A subsidiary of Magnum Communications Corporation, Lancer Books was founded by Irwin Stein and Walter Zacharius, with Jack Hoffman being the founding executive editor. Irwin Stein's background was in magazines. He and his wife had established Royal Publications which began with Our Life and Celebrity, and from 1955 with Infinity and Suspect Detective Stories (which became Science Fiction Adventures with its fifth issue). Over the period 1958-1959 Stein published two monster magazines, Monster Parade and Monsters and Things. When the market for genre magazines slowed, he went into partnership with Zacharius, a Jewish-American World War II veteran, in the new publishing house (launched in June of 1961).
With its distinctive black knight chess-piece logo, Lancer specialised in genre fiction, especially science fiction and detective fiction. The former works were published either through its Science Fiction Library or Limited Edition series. From 1963, under editorship of Bernard Faber, Lancer began to focus its attention towards the steamier private-eye and adventure fiction of authors such as Henry Kane. His Peter Chambers novels were later sold as "x"-rated. In 1964, the company began promoting its Lancer Suspense Library series, and by the end of the decade was publishing gothic romances such as Shadows (1970) by Jan Alexander and works by lesbian fiction authors - notably Rea Michaels, Sylvia Sharon (a pseudonym used by Paul Little) and Florence Stonebraker. Lancer Books also published paperback editions of classic novels. Lancer also established the Domino imprint, an adults-only label, and later set up a second soft-porn imprint (Oracle Books) in addition to a milder romance line called Valentine Books.
One of the company's innovations was to reprint public domain works through its Magnum Easy Eye Classics (with a larger typography for avoiding eye strain). Among the authors represented in this series were H. G. Wells, Jules Verne, Jane Austen, Samuel Clemens, Charles Dickens, Robert Louis Stevenson, Helen Keller and Bram Stoker. In addition to the complete and unabridged text, each book included a brief biographical article on the author. Lancer also published books of social commentary such as The Angry Black; and pop culture - notably The Beatle Book. The late 1960s also saw the company publish paperbacks based on earlier issues of Marvel Comics. Lancer was responsible, too, for publishing the early works of Dean R. Koontz (several under pseudonyms) and a line of Robert E. Howard Conan the Barbarian books. One of the Australian authors to be published by Lancer Books was Bertram A. Chandler.

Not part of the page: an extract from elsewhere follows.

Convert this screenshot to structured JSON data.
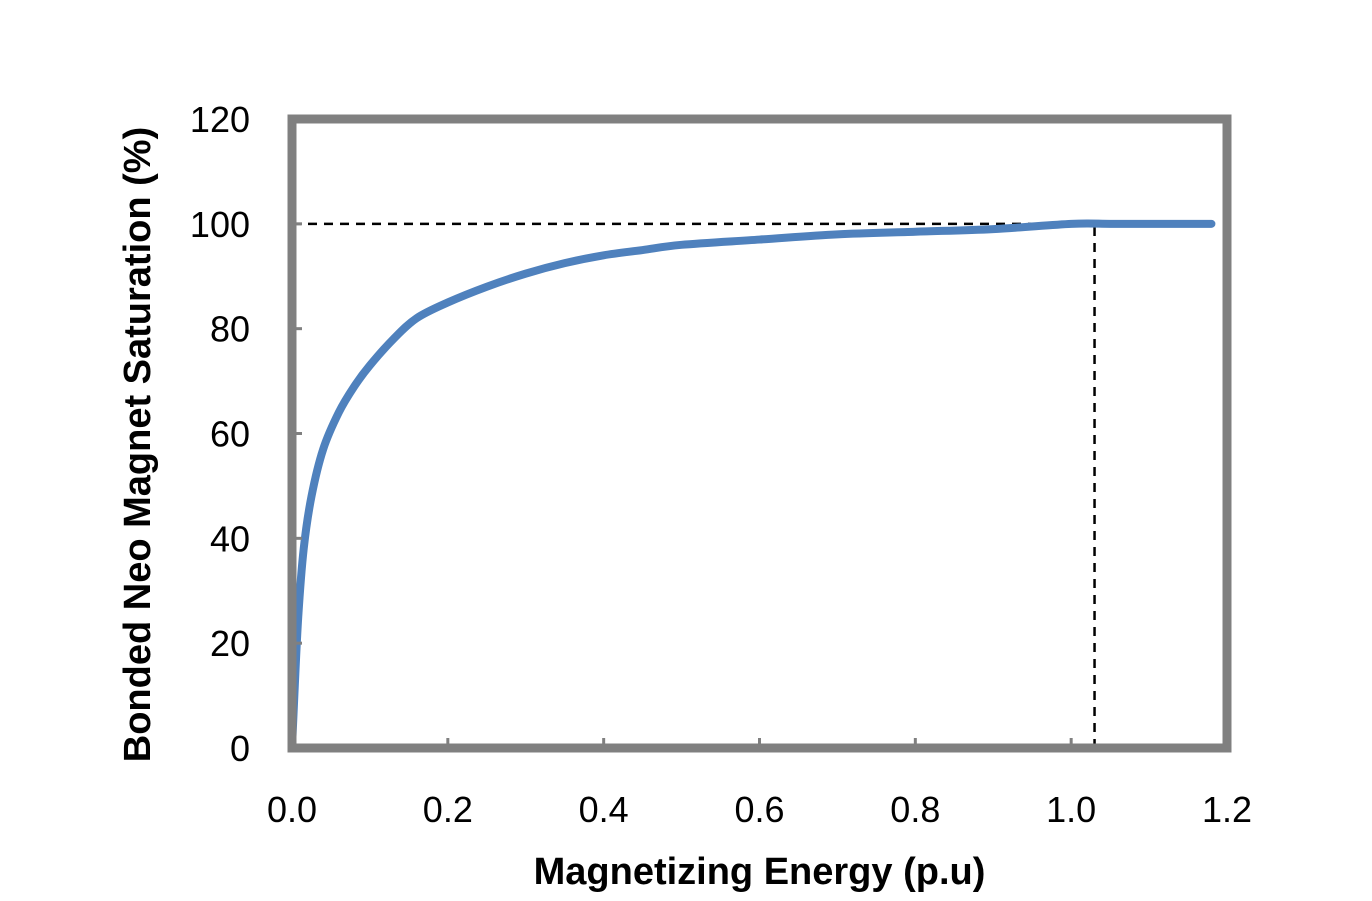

In 1973 Lancer sued Curtis Circulation Company and its parent group, Cadence Industries, for US$7.5 million, accusing both companies of violating its book distribution contract and of engaging in improper business procedures - including charging for expenses not incurred. Martha Bartter notes that while Walter Zacharius denied that Lancer was at the time bankrupt, and the firm was eventually awarded damages, Lancer did not resume publishing' (210). According to the BookScans website Stein and Zacharius briefly resurrected the company as Magnum Books, reprinting many of their original titles, including some Magnum Easy-Eye volumes. Irwin Stein remained in the publishing industry until the 1980s, primarily in the packaging field, while Zacharius went on to found Kensington Books in 1974.